CNM Executive Director of Diversity, Equity, and Inclusion Selected for Prestigious Fellowship and Named as a Principal Investigator for National Science Foundation Grant

Felecia Caton-Garcia was selected for this year’s prestigious Hispanic Association of College and Universities La Academia de Liderazgo/Leadership Academy and received a grant in partnership with UNM and other institutions focusing on Hispanic/Latinx enrollment and persistence in STEM programs
September 21, 2023

As CNM’s first Executive Director of Diversity, Equity, and Inclusion, Felecia Caton-Garcia has an impressive and successful first year under her belt. Now, she’s gearing up for year two, during which she’ll also be a Hispanic Association of College and Universities (HACU) fellow and a principal investigator on a National Science Foundation (NSF) grant. 

As a fellow in the HACU La Academia de Liderazgo/Leadership Academy, Felecia will participate in a variety of leadership development activities, receive mentorship from a university president or other senior administrator, and complete a special project that will directly impact CNM. She will also attend three in-person seminars around the country, with the last one taking place in Salamanca, Spain. 
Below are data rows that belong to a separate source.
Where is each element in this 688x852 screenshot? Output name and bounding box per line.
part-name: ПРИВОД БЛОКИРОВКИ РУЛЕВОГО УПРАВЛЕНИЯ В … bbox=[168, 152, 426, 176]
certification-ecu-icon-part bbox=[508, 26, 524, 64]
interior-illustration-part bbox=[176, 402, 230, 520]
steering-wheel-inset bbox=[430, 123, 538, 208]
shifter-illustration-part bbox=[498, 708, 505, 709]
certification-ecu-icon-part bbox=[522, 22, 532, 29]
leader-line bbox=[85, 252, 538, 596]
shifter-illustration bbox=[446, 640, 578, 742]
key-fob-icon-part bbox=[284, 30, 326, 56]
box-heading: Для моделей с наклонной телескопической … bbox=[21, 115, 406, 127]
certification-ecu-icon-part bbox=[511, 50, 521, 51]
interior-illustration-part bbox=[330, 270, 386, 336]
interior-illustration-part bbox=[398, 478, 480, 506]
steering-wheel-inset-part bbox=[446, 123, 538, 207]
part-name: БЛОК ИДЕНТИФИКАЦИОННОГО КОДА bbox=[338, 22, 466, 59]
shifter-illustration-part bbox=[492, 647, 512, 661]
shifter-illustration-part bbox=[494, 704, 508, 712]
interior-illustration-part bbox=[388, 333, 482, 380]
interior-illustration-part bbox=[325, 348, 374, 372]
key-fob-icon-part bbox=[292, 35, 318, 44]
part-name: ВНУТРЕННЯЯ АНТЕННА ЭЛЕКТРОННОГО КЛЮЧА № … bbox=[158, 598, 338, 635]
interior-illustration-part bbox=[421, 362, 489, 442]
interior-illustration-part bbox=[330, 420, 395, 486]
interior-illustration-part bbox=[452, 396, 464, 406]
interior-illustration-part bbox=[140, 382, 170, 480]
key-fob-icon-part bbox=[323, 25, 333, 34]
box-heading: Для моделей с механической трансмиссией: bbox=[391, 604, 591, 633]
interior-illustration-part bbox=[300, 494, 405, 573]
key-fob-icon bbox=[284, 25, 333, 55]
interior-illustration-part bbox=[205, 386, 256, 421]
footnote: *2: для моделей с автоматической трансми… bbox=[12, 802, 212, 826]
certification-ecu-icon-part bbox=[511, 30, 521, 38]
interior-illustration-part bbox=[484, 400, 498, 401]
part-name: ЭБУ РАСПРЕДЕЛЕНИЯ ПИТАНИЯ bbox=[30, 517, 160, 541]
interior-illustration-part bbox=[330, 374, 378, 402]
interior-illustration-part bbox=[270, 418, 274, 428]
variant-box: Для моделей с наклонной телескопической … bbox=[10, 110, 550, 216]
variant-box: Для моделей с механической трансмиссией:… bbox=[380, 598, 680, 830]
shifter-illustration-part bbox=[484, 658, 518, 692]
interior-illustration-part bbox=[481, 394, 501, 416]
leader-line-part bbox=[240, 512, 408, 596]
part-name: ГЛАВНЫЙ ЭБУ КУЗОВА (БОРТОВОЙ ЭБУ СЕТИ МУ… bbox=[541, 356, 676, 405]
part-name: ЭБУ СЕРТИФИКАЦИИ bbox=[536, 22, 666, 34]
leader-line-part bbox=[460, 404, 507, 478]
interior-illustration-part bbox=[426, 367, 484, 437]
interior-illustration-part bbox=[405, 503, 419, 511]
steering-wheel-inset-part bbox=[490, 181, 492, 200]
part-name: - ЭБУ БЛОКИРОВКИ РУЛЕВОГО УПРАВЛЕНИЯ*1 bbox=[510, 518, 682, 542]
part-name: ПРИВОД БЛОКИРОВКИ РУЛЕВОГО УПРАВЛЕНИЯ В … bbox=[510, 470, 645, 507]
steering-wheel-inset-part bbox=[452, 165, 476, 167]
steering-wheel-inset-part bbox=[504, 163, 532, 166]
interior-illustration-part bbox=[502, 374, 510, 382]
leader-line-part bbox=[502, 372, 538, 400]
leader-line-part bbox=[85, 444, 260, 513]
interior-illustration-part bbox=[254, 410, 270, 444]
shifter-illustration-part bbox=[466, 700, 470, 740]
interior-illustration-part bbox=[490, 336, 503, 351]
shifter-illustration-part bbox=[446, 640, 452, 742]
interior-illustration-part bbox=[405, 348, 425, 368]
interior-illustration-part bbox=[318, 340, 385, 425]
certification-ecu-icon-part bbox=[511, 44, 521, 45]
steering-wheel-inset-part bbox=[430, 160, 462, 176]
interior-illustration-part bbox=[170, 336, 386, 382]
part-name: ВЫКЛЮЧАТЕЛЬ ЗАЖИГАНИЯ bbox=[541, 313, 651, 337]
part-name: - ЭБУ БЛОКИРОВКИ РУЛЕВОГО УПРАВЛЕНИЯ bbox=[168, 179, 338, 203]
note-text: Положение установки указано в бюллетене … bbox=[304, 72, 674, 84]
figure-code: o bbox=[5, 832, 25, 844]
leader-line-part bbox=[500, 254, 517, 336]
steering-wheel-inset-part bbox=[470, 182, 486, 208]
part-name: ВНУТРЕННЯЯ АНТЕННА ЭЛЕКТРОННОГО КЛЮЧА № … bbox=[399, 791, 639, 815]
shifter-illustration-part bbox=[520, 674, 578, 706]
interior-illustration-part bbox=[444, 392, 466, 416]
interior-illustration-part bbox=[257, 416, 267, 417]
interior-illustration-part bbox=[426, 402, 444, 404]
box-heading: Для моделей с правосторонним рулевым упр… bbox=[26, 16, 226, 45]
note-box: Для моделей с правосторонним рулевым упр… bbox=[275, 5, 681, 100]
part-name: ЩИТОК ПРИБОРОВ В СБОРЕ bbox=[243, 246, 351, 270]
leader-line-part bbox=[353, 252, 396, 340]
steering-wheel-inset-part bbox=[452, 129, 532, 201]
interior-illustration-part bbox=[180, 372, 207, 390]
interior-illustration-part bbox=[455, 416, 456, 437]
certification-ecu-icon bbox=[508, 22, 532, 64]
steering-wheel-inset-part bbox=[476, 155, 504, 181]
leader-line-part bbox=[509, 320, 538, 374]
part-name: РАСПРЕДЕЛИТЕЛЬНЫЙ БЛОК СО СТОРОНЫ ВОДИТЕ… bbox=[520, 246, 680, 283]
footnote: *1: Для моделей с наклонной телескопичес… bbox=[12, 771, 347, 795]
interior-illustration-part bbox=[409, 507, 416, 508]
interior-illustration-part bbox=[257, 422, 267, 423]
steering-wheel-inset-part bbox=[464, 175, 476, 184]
For Felecia, these in-person sessions are what she is most looking forward to. 

“In New Mexico you can find many Hispanic/Latinx folks in leadership roles, but, nationally, that’s still unusual,” she explains. “This fellowship is a great opportunity to build community with other Latinx, Hispanic, and Chicano/a folks who are also deeply engaged in the world of higher education. Having these two communities of mine overlap is thrilling, and I always find such richness in my peers. I’m really looking forward to learning from them and bringing that back to CNM.”

Another important part of this fellowship is its focus on leadership in current and emerging Hispanic Serving Institutions (HSI). CNM is a proud HSI, but Felecia knows there’s even more to do when it comes to helping Hispanic and Latinx students not just enroll, but persist in their educational journey. 

“Just like we are the exception in Hispanic and Latinx leadership in higher education, New Mexico institutions have a higher number of Hispanic students than most others around the country," she says. “But we have not always been intentional in how we engage with this population and ensure we are supporting them beyond enrollment. I’m interested to see what other institutions may be doing better and want to share some of the things that we do really well, too.”

Not long after she was chosen as a HACU fellow, Felecia also learned that she was named a principal investigator on a National Science Foundation (NSF) grant in partnership with the University of New Mexico, New Mexico State University, and several branches of the City University of New York. 

Over the course of the next five years, Felecia and representatives from the other institutions will support building a community of practice for faculty and staff to use intersectional data, including race, ethnicity, gender, and socioeconomic indicators, to support student success in STEM fields. The community will then create a resource hub for HSIs across the country to explore practices that close gaps and serve students.

“What we’re seeing is Hispanic and Latinx students starting STEM programs, but not finishing them, and they often report a feeling like they don’t belong,” Felecia says. “Our hope is that over the next five years we can collect data and develop best practices that can be implemented at universities across the country to help close these student support gaps.”

Looking forward, Felecia is eager to see what these opportunities bring both to her and CNM.

“I think both of these things, especially the work we’re doing with the grant, have the chance to put CNM on the map in new ways,” she says. “We’re in the perfect position to think about different intersections in education at the national scale, and I can’t wait to get started.”